Mod 5: Rubrics: Fair for Everyone! Assessment


monks standing in a line in golden robes

​Rubrics. They are expectations, aren't they? Expectations about what we want our students to learn. The clearer the expectation, the easier it is for students to know what their teacher expects from them.

This is a very fair system, is it not?

The whole question of expectations can be a fraught one, though, depending on whether the expectations are stated or unstated, basically. I once knew a minister who was having difficulty, as many ministers do, with the question in his church of Who was his boss? His perspective was that God is his boss. The church council's perspective was that they were his boss. And there was the rub: He kept getting confused about what was expected of him. The council hadn't made it clear from the outset that they expected him to obey them more than his conception of what God was telling him to do! Isn't this interesting? The church council hires a minister and then expects him/her to do as they say; but apparently the church council believes in God, right? But their interests really are not always theological; many times a church council's interests are budgetary, or may be motivated by other expectations than theological.

So what's a minister to do? My minister friend told me that he liked it better when he was a military chaplain because his bosses there wore their authority on their sleeves, literally - everything was perfectly clear. There were no nuances of authority; its gradations in the military were starkly clear and evident to everybody within its system.

He liked it when the expectations for him were clear.

He didn't like having to wrestle with questions where the lines of authority were murky; he wanted to do his job, which in his understanding was working for God. But the church council was saying, no, you work for us. And who are you to determine what God's will is for you, anyway? So off on a theological tangent which we will end here.

Point being, clarity is the most important quality of a good rubric. Clarity of expectations.

Expectations is a loaded word, really, because we have learned that having expectations of others socially is not a healthy thing, that it's best to allow people to be who they are and such. I don't know about that; I think it's pretty clear that, as Dr. Phil said, we train people how to treat us. If we fully expect to be treated respectfully, chances are high that we will be or we simply won't hang out with that person. If we expect to be down-trodden, chances are high that we will be tread on and treated disrespectfully. I think there's a balance to be aimed at socially here between allowing and expectations.

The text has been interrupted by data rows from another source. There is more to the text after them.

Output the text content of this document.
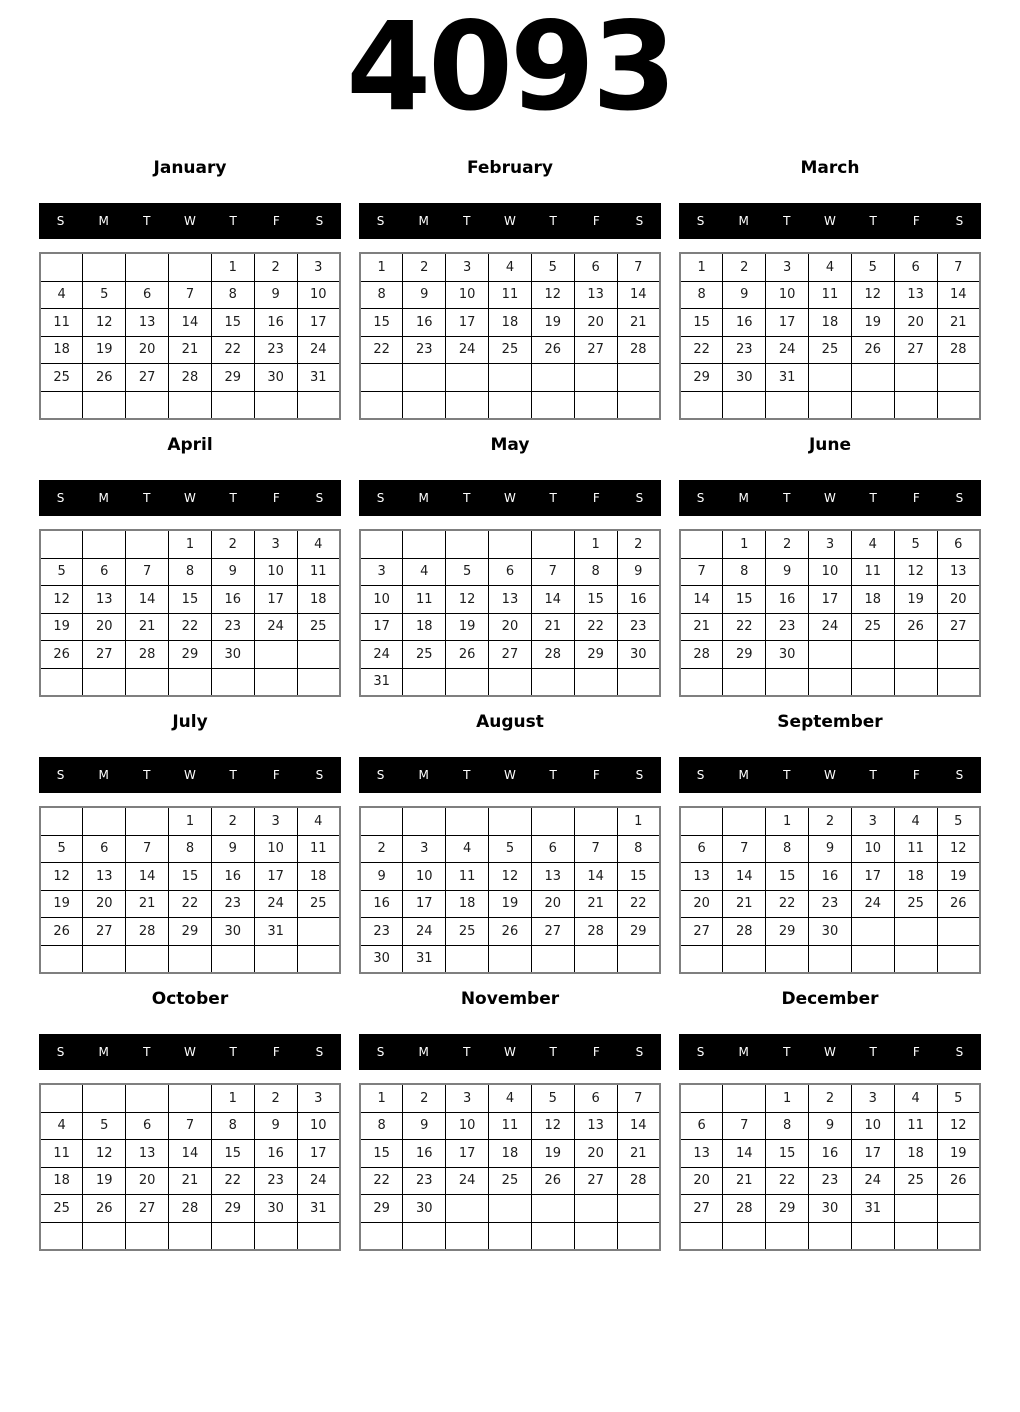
4093
January
S	M	T	W	T	F	S
				1	2	3
4	5	6	7	8	9	10
11	12	13	14	15	16	17
18	19	20	21	22	23	24
25	26	27	28	29	30	31

February
S	M	T	W	T	F	S
1	2	3	4	5	6	7
8	9	10	11	12	13	14
15	16	17	18	19	20	21
22	23	24	25	26	27	28

March
S	M	T	W	T	F	S
1	2	3	4	5	6	7
8	9	10	11	12	13	14
15	16	17	18	19	20	21
22	23	24	25	26	27	28
29	30	31				

April
S	M	T	W	T	F	S
			1	2	3	4
5	6	7	8	9	10	11
12	13	14	15	16	17	18
19	20	21	22	23	24	25
26	27	28	29	30		

May
S	M	T	W	T	F	S
					1	2
3	4	5	6	7	8	9
10	11	12	13	14	15	16
17	18	19	20	21	22	23
24	25	26	27	28	29	30
31						
June
S	M	T	W	T	F	S
	1	2	3	4	5	6
7	8	9	10	11	12	13
14	15	16	17	18	19	20
21	22	23	24	25	26	27
28	29	30				

July
S	M	T	W	T	F	S
			1	2	3	4
5	6	7	8	9	10	11
12	13	14	15	16	17	18
19	20	21	22	23	24	25
26	27	28	29	30	31	

August
S	M	T	W	T	F	S
						1
2	3	4	5	6	7	8
9	10	11	12	13	14	15
16	17	18	19	20	21	22
23	24	25	26	27	28	29
30	31					
September
S	M	T	W	T	F	S
		1	2	3	4	5
6	7	8	9	10	11	12
13	14	15	16	17	18	19
20	21	22	23	24	25	26
27	28	29	30			

October
S	M	T	W	T	F	S
				1	2	3
4	5	6	7	8	9	10
11	12	13	14	15	16	17
18	19	20	21	22	23	24
25	26	27	28	29	30	31

November
S	M	T	W	T	F	S
1	2	3	4	5	6	7
8	9	10	11	12	13	14
15	16	17	18	19	20	21
22	23	24	25	26	27	28
29	30					

December
S	M	T	W	T	F	S
		1	2	3	4	5
6	7	8	9	10	11	12
13	14	15	16	17	18	19
20	21	22	23	24	25	26
27	28	29	30	31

The real problem with expectations arises when expectations are not clear, and are not stated out loud, because then you have the problem of co-dependence. Co-dependence happens when people hang out with each other because they get certain things from the other person but never acknowledge that causal relationship! For instance, if a rich older man and a young gorgeous woman get married, their relationship is probably going to be a lot better if they are both clear that: a) they are together because they like what they get from each other, i.e. money for beauty for money; or b) they are together because they love each other and the money and beauty are incidental to their relationship. If they're both clear about their expectations about each other, they'll probably do very well. If, however, they are not clear and the unspoken trade-off is never acknowledged, their relationship will probably be co-dependent and troubled with a lot of dark, unacknowledged expectations. In other words, the rules of their relationship will not be clear to both of them and therefore will not be able to be negotiated.

So. Clear expectations are healthy all the way around, basically.

With young students in a classroom, an expectation might be that you want them to behave themselves; but a rubric could express the expectations for behavior very clearly and specifically and so make them easier for students to honor. If one student is very popular and makes a joke and everybody laughs, but another student gets in trouble for making a joke because he interrupted to tell the joke, the expectation not to interrupt is the reason the second student got in trouble, right? But if that expectation is not stated and fully acknowledged in the classroom, that the teacher does not like people to interrupt her or each other, the second student might not understand he got in trouble for interrupting; he might believe he got in trouble because he's not as popular as the first student. Unclarity, see? There's the rub. But a clear rubric could solve this problem (so there aren't any rubs anymore; just rubrics. :)

A rubric for behavior in this classroom could have as a criteria "Respectful speaking" and the expectations could run along the gamut of "Everyone will take turns speaking so nobody interrupts another." This would be a very clear expectation that the teacher and students had hopefully negotiated together based on their commonly held beliefs and standards, including their commonly held belief that rules are necessary; but that is a topic for another day. Another topic is to make sure every single standard in the rubric is non-judgmental so nobody gets hurt. In any case, rubrics are best when expressing crystal-clear expectations. They are public documents that everyone understands because the standards are so clear. And hopefully, everyone is held to the same standards.

This way everybody knows what the rules are.